If we 100 V, connect with the young bucks, let the parents see that we serious, then the next step is to figure out which parents are committed and to start putting into motion the steps to get them on Board/Council.

edgar c. said...

yo...whoever is designing the webpages for the state boards of election needs to be slapped into this generation...
i'm just sayin though...

those sites are disgusting to look at and not to mention completely unintuitive...

i'm just thinking how many people actually log onto them and stay on for more than 3 seconds without getting confused...
(other than myself of course)

that gopac site is no better as far as looks go...functionality though = A+

edgar c. said...

I still can not believe folks were calling Kanye West "deep" and "political"
-------------------------------------------------

word...i remember looking at the tv screen like, "damn...these dudes really know shit about hip-hop"

Model Minority said...

yo...whoever is designing the webpages for the state boards of election needs to be slapped into this generation...
i'm just sayin though...

those sites are disgusting to look at and not to mention completely unintuitive...
=======
REAL spit.

Hate to break it to you ock.
None of these shits was meant to be
"voter friendly".
KKK grew out of a desire to disenfranchise Black male voters.
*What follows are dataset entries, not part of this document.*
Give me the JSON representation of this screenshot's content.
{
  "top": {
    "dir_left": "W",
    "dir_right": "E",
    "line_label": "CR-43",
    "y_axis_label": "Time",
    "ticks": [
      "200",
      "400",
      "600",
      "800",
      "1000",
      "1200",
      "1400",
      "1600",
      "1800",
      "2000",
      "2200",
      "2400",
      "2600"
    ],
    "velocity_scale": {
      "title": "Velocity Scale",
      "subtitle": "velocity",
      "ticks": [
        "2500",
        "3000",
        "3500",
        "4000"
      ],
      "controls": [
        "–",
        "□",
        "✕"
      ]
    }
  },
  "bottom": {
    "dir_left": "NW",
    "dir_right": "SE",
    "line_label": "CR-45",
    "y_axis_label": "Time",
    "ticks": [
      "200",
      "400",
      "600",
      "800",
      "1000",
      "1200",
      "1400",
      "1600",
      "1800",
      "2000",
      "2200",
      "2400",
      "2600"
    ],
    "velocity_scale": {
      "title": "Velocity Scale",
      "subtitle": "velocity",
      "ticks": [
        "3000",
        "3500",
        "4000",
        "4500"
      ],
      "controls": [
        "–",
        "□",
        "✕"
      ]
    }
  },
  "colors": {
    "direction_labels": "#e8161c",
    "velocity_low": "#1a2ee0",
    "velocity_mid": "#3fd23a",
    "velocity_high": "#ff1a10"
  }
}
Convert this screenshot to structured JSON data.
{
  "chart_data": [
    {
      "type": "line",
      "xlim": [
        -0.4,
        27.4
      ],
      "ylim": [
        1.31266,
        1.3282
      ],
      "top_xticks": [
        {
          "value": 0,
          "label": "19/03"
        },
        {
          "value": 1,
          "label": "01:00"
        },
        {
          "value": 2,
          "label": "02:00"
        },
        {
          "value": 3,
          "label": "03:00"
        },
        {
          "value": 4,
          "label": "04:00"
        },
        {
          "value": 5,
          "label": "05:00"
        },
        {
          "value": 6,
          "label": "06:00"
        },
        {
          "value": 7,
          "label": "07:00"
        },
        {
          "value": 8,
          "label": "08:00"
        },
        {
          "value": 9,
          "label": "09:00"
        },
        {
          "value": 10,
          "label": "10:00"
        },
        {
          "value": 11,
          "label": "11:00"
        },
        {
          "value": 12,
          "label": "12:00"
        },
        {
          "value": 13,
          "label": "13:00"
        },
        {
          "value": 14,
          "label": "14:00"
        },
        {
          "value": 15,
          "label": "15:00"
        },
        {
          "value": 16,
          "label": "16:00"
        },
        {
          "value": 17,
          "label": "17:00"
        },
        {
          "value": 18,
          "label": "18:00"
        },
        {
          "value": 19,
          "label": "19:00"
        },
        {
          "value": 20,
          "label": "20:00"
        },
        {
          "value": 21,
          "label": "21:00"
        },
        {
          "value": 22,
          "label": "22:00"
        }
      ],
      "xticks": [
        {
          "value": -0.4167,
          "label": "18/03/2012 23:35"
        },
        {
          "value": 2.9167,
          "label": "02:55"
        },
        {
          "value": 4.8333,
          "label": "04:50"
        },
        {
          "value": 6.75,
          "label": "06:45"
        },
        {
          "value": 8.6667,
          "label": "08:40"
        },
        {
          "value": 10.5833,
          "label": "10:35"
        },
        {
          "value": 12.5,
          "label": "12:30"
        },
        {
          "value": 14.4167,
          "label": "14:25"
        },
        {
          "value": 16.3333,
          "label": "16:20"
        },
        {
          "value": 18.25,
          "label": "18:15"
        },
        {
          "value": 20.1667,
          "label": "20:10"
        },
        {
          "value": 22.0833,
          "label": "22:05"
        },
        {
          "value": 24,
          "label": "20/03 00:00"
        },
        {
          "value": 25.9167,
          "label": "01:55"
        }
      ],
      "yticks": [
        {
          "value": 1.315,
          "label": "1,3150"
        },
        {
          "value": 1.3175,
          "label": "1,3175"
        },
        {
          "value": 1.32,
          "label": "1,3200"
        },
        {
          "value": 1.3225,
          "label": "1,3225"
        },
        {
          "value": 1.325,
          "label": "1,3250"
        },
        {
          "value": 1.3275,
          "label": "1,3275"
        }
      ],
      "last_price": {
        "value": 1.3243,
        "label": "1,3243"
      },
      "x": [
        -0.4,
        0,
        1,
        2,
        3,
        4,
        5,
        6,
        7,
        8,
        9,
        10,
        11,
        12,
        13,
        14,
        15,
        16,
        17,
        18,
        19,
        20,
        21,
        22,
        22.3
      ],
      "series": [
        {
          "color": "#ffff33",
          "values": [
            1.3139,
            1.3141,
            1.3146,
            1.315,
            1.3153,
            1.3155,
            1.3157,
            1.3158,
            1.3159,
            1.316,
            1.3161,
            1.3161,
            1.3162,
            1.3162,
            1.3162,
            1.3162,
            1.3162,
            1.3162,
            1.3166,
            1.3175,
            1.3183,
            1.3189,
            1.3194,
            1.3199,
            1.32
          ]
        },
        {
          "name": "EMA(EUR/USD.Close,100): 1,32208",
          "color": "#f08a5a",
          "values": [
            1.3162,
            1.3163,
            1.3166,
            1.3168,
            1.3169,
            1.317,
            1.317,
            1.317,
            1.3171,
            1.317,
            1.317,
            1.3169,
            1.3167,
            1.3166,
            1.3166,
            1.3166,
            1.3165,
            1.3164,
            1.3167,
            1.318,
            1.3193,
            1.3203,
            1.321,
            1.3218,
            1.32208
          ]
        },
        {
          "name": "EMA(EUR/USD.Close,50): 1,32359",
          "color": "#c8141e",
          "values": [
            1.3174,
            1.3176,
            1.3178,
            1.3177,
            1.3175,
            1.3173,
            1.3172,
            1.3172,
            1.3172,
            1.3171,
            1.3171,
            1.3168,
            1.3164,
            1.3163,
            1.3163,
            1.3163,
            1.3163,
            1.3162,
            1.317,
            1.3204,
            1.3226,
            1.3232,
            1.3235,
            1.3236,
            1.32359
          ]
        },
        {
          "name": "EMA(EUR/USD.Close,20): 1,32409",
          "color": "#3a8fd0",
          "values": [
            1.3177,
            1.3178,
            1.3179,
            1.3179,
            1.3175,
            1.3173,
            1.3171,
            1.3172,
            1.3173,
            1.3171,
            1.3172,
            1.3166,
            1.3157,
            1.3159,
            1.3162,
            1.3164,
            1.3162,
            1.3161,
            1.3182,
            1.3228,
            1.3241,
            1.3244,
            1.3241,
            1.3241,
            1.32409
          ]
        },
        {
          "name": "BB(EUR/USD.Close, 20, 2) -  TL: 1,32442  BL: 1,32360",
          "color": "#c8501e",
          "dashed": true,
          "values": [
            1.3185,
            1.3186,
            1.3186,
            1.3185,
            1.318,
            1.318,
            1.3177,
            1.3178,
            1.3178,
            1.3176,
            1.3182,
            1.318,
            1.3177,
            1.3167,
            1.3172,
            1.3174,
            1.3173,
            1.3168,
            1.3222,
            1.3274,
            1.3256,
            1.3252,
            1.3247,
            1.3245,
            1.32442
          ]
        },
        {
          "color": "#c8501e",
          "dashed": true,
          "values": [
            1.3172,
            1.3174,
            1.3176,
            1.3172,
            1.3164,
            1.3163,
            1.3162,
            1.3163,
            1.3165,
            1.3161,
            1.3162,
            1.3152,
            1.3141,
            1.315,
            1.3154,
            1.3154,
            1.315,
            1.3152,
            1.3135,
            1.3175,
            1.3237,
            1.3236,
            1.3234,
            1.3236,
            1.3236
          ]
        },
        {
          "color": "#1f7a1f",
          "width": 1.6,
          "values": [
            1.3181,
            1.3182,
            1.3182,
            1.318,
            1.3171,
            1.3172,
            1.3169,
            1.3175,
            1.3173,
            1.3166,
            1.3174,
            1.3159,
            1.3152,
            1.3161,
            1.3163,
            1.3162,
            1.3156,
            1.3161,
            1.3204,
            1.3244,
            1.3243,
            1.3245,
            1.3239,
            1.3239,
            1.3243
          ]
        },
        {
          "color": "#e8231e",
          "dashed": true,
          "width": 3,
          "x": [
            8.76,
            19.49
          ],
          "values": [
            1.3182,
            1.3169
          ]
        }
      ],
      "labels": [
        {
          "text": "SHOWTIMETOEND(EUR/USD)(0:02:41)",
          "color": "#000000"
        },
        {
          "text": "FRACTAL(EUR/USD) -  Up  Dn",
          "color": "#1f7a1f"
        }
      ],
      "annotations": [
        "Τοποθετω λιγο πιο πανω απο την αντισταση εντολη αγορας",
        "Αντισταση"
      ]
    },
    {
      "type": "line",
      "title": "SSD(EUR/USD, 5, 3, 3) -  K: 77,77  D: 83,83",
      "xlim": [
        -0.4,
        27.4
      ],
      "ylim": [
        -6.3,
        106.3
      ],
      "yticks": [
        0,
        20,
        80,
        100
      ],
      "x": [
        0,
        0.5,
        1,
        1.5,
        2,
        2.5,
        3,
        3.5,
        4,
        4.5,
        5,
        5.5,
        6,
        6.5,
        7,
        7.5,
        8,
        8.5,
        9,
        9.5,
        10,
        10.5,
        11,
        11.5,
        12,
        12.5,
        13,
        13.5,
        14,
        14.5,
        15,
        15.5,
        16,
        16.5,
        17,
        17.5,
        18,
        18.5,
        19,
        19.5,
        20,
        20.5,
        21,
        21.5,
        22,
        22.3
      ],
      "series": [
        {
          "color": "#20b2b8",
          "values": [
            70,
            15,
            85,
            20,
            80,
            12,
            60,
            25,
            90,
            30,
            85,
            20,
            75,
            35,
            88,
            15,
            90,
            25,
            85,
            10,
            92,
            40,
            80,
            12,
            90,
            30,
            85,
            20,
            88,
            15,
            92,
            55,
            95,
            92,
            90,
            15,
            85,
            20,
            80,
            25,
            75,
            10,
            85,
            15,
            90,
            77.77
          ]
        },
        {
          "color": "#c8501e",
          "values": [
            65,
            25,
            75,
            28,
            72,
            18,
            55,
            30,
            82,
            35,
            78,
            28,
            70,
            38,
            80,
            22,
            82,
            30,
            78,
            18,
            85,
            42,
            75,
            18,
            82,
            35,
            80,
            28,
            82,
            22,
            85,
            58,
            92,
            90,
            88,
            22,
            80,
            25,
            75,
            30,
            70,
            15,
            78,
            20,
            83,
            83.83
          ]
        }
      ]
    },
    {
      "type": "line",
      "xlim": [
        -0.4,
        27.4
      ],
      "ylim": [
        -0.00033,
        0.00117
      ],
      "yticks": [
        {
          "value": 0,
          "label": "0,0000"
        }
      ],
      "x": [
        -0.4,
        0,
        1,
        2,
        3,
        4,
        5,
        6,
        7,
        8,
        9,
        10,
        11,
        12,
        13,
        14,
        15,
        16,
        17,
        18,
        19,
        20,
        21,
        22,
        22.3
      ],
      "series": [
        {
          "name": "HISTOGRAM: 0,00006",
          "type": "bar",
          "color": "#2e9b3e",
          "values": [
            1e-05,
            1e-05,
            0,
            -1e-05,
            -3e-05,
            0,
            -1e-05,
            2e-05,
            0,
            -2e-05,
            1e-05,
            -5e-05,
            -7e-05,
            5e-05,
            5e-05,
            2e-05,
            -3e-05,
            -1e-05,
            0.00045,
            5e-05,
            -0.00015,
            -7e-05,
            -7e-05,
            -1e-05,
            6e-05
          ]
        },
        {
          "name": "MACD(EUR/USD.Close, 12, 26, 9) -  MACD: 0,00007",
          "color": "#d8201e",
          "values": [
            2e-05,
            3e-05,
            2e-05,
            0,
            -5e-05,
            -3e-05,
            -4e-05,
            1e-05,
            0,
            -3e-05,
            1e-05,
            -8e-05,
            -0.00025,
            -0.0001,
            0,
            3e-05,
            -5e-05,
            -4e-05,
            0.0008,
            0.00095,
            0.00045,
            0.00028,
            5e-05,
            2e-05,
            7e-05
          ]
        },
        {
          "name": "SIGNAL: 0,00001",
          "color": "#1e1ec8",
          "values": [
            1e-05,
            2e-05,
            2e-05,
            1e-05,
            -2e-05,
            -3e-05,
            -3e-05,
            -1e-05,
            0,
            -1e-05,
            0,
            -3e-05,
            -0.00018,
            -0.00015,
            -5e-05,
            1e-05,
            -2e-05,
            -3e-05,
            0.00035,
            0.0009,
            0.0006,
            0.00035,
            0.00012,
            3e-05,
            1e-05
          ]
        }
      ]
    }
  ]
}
Board of Elec websites is designed that way for a reason.

I have been online for the last week trying to peep how the senators in BK, Oak, Detroit...vote and it ain't that obvious...Im like shit..why isn't this available to me? Because IF I KNEW THEN MY PEOPLE WOULD KNOW AND WHO KNOWS WHAT WOULD COME OF THAT?.....

So yeah..they scandalous...

the prisoner's wife said...

last Saturday I was out passing out school supplies to over 2k kids & helping to register their parents to vote.

this election has me shook. i feel like people KNOW what the right thing is, but will we show up en masse to support what is right? all we can do is hope & help. i am certainly down to do my part.

Model Minority said...

last Saturday I was out passing out school supplies to over 2k kids & helping to register their parents to vote.
=======
Thats the divine to twofer.

Fitness Goddess said...

Great post! I'm really feelin' your blog.

z.bediako said...

About a year ago I attended a viewing of "Hip Hop: Beyond the Beat & Rhymes" by Byron Hurt. The filmmaker was present and there was a Q & A following the showing of the film.

A sistafriend and I were NOT impressed for a number of reasons. First of all, not to be overly critical -- well never mind. I am -- the crisis of Hip Hop's influence (negative & positive) on the Black community just wasn't well documented. Hurt did briefly delve into some issues like homosexuality & misogyny but the documentary was basically surface level.

Anyway -- at the end of the film, Hurt started talking about how political hip-hop is. And how hip hop needed to change so that we could have better schools, and young men who wanted to do better in society. What?

When has political action ever been contingent upon whether MUSIC is political or not. Notes and Rhythms aren't suffering from the sub-prime mortgage crisis, AIDS epidemic, or high infant mortality rate

I raised my hand and said -- How is hip-hop political? Why are we trying to go through musicians like Busta & Nas to "rap" us into political action or to BE our political action? Hiphops importance in our communities as an aesthetic remains important. But the industry is about money and execs who don't give a shit about the condition of Black/Brown people. We see who is buying the music.

He didn't like that question and I never did get a response.

This blog was interesting. I'll have to check it out more of Yyonnes work.

M.Dot. said...

I raised my hand and said -- How is hip-hop political?
=====
You Bad.

Thank you for leaving a comment.
I had a hard time understanding that Hip Hop WAS not political.
It is hard to say it out loud, but we can't move anywhere unless we accept our truth.

Yvonnes book is a great place to start. Read Pat Hill Collin's "Black Feminist Thought" as well. They go into the history of Black politics, with an emphasis on the role that women have played.

If you are interested in being "political" get at me on g-mail...I have a few things brewing.